Magnetic dipole excitations based on the relativistic nuclear energy density functional
Goran Kružić, Tomohiro Oishi, Deni Vale, Ν. Paar
Abstract
Magnetic dipole ($M1$) excitations constitute not only a fundamental mode of nucleonic transitions, but they are also relevant for nuclear astrophysics applications. We have established a theory framework for the description of $M1$ transitions based on the relativistic nuclear energy density functional. For this purpose, the relativistic quasiparticle random phase approximation (RQRPA) is established using density-dependent point coupling interaction DD-PC1, supplemented with the isovector-pseudovector interaction channel in order to study unnatural parity transitions.
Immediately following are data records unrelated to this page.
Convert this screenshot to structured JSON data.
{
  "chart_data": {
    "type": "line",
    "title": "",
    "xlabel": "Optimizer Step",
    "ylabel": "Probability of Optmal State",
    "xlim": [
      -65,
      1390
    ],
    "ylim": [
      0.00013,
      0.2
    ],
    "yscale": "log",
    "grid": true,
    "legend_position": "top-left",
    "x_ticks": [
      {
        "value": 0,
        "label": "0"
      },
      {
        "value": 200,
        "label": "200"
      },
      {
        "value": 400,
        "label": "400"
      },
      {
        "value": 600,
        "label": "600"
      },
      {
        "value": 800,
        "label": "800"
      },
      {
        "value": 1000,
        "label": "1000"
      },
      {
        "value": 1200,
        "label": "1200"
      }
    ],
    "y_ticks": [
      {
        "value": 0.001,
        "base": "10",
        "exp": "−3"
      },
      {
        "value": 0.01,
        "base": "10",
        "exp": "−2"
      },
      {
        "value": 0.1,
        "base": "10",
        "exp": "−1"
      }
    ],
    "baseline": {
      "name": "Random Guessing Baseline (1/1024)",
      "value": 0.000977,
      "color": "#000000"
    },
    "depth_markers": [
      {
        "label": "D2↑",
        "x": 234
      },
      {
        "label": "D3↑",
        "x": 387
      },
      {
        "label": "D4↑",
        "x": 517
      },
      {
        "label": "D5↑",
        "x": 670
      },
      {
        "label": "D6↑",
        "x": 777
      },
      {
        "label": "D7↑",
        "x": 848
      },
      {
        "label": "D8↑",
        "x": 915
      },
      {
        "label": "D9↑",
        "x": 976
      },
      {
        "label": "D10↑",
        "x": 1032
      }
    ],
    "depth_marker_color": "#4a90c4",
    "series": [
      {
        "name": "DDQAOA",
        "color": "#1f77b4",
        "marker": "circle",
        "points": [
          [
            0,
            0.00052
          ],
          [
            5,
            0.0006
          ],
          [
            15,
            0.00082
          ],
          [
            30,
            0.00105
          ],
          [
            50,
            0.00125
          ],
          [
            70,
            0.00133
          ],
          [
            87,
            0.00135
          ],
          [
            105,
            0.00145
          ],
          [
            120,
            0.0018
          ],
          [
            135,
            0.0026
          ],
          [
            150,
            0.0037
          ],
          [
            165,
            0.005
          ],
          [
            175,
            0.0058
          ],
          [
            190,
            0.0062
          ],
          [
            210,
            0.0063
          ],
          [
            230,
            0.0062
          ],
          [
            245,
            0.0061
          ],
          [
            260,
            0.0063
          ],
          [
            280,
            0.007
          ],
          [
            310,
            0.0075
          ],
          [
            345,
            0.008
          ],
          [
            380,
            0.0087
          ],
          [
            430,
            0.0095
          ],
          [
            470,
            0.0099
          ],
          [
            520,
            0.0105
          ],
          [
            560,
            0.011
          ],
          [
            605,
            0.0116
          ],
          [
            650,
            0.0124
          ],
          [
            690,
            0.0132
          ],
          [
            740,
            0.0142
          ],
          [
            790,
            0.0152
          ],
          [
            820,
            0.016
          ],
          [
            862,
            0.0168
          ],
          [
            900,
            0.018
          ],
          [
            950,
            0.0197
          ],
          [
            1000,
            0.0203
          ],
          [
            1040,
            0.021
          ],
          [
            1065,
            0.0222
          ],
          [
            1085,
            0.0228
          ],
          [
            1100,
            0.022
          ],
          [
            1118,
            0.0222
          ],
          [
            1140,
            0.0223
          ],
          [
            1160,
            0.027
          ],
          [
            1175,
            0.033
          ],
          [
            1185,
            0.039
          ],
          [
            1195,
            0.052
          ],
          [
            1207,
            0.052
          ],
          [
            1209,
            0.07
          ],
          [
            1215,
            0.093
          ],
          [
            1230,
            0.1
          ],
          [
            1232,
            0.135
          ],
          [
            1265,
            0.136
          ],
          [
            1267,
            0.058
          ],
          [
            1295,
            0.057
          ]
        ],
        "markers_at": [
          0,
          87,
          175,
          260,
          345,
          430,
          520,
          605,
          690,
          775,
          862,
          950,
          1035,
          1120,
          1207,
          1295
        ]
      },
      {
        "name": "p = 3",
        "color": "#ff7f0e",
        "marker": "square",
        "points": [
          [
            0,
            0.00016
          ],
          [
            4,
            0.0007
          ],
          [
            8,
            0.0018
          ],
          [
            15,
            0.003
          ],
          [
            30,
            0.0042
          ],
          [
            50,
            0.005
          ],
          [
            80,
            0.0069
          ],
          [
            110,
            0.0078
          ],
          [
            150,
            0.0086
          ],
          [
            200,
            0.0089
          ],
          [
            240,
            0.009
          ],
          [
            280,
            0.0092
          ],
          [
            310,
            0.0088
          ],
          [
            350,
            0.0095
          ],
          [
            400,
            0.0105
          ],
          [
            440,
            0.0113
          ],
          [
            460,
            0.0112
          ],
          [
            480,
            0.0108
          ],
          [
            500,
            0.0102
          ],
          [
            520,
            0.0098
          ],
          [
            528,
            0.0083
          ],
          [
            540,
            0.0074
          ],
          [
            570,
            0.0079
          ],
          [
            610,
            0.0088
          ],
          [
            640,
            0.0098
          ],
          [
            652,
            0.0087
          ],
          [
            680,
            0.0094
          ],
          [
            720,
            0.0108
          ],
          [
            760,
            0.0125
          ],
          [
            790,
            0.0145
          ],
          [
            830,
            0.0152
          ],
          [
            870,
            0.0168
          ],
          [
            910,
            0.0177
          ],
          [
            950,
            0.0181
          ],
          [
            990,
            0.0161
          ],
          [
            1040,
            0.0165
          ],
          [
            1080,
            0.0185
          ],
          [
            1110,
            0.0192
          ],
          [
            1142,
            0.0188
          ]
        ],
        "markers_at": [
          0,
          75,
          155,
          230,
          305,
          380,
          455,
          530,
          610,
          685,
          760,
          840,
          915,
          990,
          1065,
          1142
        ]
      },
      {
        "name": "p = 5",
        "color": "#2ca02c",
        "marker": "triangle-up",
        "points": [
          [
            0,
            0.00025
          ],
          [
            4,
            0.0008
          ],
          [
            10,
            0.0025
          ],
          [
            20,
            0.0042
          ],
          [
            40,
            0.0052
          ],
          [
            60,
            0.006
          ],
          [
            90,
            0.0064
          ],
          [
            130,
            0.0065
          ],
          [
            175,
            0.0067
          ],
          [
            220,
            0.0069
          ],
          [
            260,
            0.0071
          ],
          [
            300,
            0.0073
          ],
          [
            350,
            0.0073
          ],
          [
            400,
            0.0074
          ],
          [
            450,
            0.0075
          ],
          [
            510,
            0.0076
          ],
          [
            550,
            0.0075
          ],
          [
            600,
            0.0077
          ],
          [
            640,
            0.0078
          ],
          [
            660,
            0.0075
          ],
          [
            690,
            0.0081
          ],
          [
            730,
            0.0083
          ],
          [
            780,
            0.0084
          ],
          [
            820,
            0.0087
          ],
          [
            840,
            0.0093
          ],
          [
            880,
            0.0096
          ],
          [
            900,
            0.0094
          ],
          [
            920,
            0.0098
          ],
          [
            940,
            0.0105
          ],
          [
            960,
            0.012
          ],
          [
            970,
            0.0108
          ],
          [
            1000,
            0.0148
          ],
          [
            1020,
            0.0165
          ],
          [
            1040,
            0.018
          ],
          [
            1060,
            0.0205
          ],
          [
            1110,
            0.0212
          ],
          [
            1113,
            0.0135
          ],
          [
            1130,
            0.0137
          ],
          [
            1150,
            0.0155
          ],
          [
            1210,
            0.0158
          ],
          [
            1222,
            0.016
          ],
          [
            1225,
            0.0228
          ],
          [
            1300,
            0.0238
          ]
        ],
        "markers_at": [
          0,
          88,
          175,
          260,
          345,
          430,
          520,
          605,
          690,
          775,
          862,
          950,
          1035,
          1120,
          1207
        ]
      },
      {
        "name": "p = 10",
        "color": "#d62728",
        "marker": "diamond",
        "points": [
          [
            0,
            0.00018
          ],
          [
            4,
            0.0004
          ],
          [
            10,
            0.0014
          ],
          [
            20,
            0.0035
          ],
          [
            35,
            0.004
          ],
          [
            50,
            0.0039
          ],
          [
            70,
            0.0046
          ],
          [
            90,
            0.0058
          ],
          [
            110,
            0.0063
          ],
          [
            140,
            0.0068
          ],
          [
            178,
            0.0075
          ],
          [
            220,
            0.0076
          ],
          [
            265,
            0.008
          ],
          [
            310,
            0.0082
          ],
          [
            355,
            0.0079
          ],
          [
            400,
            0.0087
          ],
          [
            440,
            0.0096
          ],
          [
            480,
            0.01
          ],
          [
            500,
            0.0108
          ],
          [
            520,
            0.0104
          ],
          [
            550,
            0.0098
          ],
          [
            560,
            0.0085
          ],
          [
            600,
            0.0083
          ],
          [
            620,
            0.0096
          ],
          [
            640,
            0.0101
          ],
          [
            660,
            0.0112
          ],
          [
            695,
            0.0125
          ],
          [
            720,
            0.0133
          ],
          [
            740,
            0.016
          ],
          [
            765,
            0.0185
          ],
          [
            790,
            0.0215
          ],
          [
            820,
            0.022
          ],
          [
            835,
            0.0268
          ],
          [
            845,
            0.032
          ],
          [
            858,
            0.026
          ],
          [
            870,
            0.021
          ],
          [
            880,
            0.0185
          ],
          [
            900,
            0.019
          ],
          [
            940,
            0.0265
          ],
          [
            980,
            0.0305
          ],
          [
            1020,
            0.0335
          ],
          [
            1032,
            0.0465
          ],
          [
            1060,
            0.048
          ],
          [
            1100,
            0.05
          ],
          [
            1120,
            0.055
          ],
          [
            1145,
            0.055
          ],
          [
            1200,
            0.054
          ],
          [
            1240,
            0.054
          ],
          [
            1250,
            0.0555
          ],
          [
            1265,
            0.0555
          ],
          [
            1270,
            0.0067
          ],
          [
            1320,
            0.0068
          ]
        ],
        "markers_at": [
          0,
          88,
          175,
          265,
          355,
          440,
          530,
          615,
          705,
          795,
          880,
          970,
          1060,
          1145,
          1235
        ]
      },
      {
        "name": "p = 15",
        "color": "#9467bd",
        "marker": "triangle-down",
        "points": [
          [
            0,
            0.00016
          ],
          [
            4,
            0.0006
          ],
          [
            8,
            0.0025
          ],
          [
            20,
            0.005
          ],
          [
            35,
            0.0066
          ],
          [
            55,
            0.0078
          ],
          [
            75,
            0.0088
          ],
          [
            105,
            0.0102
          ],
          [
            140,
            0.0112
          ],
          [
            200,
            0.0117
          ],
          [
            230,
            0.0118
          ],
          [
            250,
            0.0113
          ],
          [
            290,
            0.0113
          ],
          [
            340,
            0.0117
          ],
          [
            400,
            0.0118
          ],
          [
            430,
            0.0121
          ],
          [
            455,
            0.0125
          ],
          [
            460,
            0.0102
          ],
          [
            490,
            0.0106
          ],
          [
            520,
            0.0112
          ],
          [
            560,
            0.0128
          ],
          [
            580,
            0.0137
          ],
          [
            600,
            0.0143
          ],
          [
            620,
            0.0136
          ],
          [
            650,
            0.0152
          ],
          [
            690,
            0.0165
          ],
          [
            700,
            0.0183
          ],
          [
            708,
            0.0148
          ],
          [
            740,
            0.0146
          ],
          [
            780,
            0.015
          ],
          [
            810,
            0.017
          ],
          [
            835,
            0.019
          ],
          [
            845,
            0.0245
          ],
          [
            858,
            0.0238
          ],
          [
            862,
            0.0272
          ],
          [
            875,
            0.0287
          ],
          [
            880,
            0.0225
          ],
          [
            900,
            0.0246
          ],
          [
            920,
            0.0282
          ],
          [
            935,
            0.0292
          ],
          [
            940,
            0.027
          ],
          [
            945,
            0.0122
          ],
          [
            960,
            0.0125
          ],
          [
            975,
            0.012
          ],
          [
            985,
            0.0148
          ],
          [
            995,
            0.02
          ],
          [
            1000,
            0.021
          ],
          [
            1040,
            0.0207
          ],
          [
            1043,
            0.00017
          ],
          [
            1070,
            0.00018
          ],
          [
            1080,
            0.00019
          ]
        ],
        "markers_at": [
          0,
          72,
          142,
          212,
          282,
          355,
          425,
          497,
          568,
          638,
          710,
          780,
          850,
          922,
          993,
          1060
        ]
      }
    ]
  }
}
The introduced framework has been validated using the $M1$ sum rule for core-plus-two-nucleon systems, and employed in studies of the spin, orbital, isoscalar, and isovector $M1$ transition strengths that relate to the electromagnetic probe in magic nuclei $^{48}\mathrm{Ca}$ and $^{208}\mathrm{Pb}$ and open shell nuclei $^{42}\mathrm{Ca}$ and $^{50}\mathrm{Ti}$. In these systems, the isovector spin-flip $M1$ transition is dominant, mainly between one or two spin-orbit partner states. It is shown that pairing correlations have a significant impact on the centroid energy and major peak position of the $M1$ mode. The $M1$ excitations could provide an additional constraint to improve nuclear energy density functionals in the future studies.